Pass-rusher Shane Ray shows off speed, moves at Mizzou pro day

COLUMBIA, Mo. -- Former Missouri defensive end Shane Ray had more to prove than any other highly touted pass-rusher in this year's draft when his pro day began. By the time he was finished Thursday, he left little doubt that he could make a future NFL team very happy.

Even with a nagging toe injury on his right foot still bothering him, Ray ran solid times in the 40-yard dash (scouts clocked his two sprints in the mid-4.5 range with some going as low as 4.5). The 6-foot-3 redshirt junior also weighed in at 249 pounds, which was four pounds heavier than his listed weight last season and at the NFL scouting combine. The toe injury prevented Ray from doing anything except lift weights at the combine, where he performed 21 repetitions of 225 pounds on the bench press. At Missouri's workout, Ray felt confident that he showcased his potential during drills designed to assess his potential as a pass-rusher and an outside linebacker.

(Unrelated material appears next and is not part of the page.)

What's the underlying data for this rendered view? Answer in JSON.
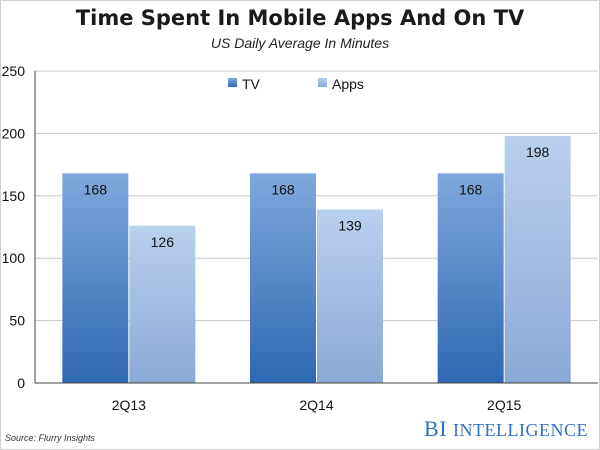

Asked about his effort, Ray said, "I think I answered the question of whether I can play in space, move my hips and play outside linebacker. First there was a huge question about my weight. Then it was my height. But all in all, it's about production."

"I think he's done enough," said one AFC defensive coach in attendance. "In my mind, he's the most explosive guy out of all the edge rushers in this draft. He doesn't have as much girth as you would like -- and his weight fluctuated some -- but he can get after it. When it comes to this testing, you have to remember that we're not getting ready for the Olympics here. We're playing football, and he can do that."

There was no doubting that Ray was the main attraction at Missouri's pro day. He ranked third nationally in both sacks (14.5) and tackles for loss (22.5), and he was named first-team All-American and SEC Defensive Player of the Year. When Ray announced he was forgoing his final season of college, several draft analysts considered him a potential top-10 pick. But after injuring his toe in the Citrus Bowl on Jan. 1, he had to watch other top pass-rushers -- including Florida's Dante Fowler Jr., Nebraska's Randy Gregory and Clemson's Vic Beasley -- dominate the spotlight.

Ray even had to defend himself at the combine, when he responded to an anonymous scout saying there was "no way in hell" that Ray could transition from being a 4-3 defensive end to being a 3-4 outside linebacker. Ray said such criticism served as motivation for him. His mother, Sebrina Johnson, saw his focus earlier this week.

"When we sat down on Sunday, he was really confident," Johnson said. "The last time he was like that was when he told me he was going to be an All-American and break Missouri's single-season sack record before last year started. So when he came into today, I wasn't worried. I knew he would slay it."

Ray performed other tests with his teammates -- including the vertical jump, broad jump and position drills -- but his 40-yard dash times and his athleticism while working as an outside linebacker were the most critical elements of his day. One team that showed heavy interest in him was the Pittsburgh Steelers, as Ray dined with head coach Mike Tomlin and other staff members Wednesday night. It's possible that Ray might fall to the Steelers when they pick 22nd overall, but he may have done enough to go much higher.

"Teams wanted to know if I could play outside linebacker," Ray said. "I wanted to show them that whether I am in a 4-3 or a 3-4, I can do it."